Das deutsche Bildungssystem stecke in einer tiefen Krise hatte Bundesbildungsministerin Bettina Stark-Watzinger (FDP), die für die Regierung an dem Treffen in Berlin teilnimmt, der „Bild am Sonntag“ gesagt. Bund, Länder und Kommunen müssten endlich an einem Strang ziehen. „Wir müssen uns jetzt zusammenraufen, schließlich geht es um unsere Kinder und ihre Chancen.“ Dass mit den Chancen der Kinder auch die Fachkräfte von morgen und damit die Steuerzahler von übermorgen zur Debatte stehen, versteht sich von selbst. Deutschland kann sich Schulabgänger ohne Abschluss schlicht nicht leisten. 

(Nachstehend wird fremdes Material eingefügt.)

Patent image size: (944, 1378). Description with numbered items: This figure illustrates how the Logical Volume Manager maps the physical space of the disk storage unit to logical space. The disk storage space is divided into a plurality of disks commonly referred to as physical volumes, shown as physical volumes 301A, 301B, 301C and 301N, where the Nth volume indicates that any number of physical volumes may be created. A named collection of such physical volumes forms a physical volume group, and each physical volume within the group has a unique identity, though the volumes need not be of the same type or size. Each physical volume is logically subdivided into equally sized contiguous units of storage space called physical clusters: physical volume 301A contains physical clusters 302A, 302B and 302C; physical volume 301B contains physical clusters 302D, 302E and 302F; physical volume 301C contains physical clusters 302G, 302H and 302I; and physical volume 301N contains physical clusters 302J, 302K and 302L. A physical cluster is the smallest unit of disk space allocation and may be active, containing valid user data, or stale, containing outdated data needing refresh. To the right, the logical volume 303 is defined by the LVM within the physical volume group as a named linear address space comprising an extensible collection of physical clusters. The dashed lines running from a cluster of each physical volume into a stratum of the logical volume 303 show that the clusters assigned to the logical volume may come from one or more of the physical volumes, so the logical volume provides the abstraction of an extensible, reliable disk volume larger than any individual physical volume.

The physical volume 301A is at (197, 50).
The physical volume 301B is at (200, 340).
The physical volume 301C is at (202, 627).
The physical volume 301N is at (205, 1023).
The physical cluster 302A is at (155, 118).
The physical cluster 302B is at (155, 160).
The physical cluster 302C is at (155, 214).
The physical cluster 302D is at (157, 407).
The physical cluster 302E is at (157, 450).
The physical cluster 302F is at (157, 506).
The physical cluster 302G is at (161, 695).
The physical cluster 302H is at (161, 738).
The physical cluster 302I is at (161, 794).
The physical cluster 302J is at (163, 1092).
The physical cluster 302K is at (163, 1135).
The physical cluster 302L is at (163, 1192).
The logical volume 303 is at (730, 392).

Unionsländer schicken nur Staatssekretär

Die Herkulesaufgabe wäre etwas für die Chefetage, doch zunächst sieht es nicht nach einem Zusammenraufen aus. Die Kultusminister der SPD-geführten Bundesländer werden beim Bildungsgipfel von Hamburgs Schulsenator Ties Rabe (SPD) vertreten. Die unionsgeführten Länder schicken nur einen Staatssekretär, der laut Programm auf dem Podium auch nicht mitdiskutieren wird.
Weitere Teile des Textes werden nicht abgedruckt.